# Sound and Video cut out with new receiver



## ticopowell (Jan 3, 2013)

Hey all,
I bought a new Yamaha receiver to go in the bedroom. I have a PS3 80GB and a Sony Bravia 46" tv with it. I noticed this with my other receiver, a Pioneer, about once a month, but the new one seems to cut out at least once every few hours... Usually during an important part of the movie/show! I am using about 5' monster cables($7 a piece from Fry's on Black Friday, got them when I got the receiver), and I can't see anything except the hdmi logo on the receiver turn off then back on when it happens, it only lasts about a second, maybe two. Let me know if you have any ideas. Thanks!


----------



## ticopowell (Jan 3, 2013)

nobody has any idea what this is? I may have forgotten to say that it is a yamaha rx-v371.


----------



## tonyvdb (Sep 5, 2007)

I would try swapping out the HDMI cable with a different one. Trust me Monster does not necessarily mean its any better quality.


----------



## ticopowell (Jan 3, 2013)

which cable? the one from the ps3 to the receiver, or receiver to tv? I would guess from the ps3 to the receiver.


----------



## tonyvdb (Sep 5, 2007)

it could be either. try one and if that does not fix it try the other.


----------



## ticopowell (Jan 3, 2013)

I tried that, it seems to help a little bit, I have tried switching both cables out but there doesn't seem to be much difference between the two. I guess I should call monster and get new cables. Thanks for the help.


----------



## NBPk402 (Feb 21, 2012)

I would just get a new set from Monoprice... It will cost you pennies compared to the Monster and they will work fine. If they don't cure the problem I would say it is a mechanical problem. Have you tried hooking up a dif source to the receiver? Have you tried hooking up the PS3 to a dif input on the receiver or maybe even directly to the tv?

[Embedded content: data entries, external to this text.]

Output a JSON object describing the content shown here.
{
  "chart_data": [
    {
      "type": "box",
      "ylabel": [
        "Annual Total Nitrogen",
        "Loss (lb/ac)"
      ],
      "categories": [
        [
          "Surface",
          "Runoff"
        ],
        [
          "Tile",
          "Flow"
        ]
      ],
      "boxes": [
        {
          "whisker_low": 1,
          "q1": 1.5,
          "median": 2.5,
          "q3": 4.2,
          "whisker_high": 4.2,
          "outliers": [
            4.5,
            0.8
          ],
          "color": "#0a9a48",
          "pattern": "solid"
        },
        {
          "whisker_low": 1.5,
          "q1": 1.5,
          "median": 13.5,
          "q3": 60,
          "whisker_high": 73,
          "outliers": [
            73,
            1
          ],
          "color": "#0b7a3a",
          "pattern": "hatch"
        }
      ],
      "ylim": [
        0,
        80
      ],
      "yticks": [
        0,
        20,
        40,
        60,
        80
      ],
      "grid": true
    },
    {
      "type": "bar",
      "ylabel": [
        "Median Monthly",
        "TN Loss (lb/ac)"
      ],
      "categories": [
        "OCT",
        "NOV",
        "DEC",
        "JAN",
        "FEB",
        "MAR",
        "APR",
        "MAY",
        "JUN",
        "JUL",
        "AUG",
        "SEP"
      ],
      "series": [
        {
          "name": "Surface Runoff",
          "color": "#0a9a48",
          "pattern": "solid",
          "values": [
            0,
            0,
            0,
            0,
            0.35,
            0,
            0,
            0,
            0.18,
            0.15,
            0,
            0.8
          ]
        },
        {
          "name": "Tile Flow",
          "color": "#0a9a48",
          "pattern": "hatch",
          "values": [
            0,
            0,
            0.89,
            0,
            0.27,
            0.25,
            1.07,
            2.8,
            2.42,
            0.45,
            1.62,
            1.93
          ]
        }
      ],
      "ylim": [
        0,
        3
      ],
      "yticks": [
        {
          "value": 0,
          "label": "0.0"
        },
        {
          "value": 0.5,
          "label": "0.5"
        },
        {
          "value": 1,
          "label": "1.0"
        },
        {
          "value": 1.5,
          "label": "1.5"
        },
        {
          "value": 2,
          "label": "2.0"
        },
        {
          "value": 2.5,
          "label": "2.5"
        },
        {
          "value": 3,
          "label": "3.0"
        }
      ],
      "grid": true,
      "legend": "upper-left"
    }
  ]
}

I have had Monster cables fail on me but never a Monoprice cable and the Monoprice cable picture looked the same as the Monster cable product to me.


----------



## ticopowell (Jan 3, 2013)

That is what i am leaning towards. I only got them because they were like $7 a piece. I checked out monoprice and they have so many options that I am not sure what would be better to buy. Are the ferrite cables that much better?


----------



## NBPk402 (Feb 21, 2012)

I would just get the inexpensive ones... The Ferrite ones I believe are good around computers to cut interference. I just use the regular ones and they work fine.


----------



## ticopowell (Jan 3, 2013)

Thanks, and the redmere cables? are those for longer distances? that is what I think I understand about those ones. I only have a few feet max in either room. Thanks for the advice.


----------



## ticopowell (Jan 3, 2013)

Well I figured out that the problem is the tv, and it is getting worse. It will lose all sound and video for about half a second, long enough for my wife to reach down and pause the show before it turns back on. I just saw it happen 3 times in less than half an hour. It is a Sony bravia kdl 46v5100. Anyone know of any good repair shops in northern California? Thanks for all the help and advice.

Sent from my awesome phone using HT Shack


----------



## lcaillo (May 2, 2006)

Sorry, but I could not find much info on the servicers in your area. Look for someone who is Sony authorized if possible. They will be most likely to be able to get parts and service support.


----------



## ticopowell (Jan 3, 2013)

Thanks! My wife wants to use it as an excuse to get a new tv for the bedroom so I might have to indulge her on that  lol...


----------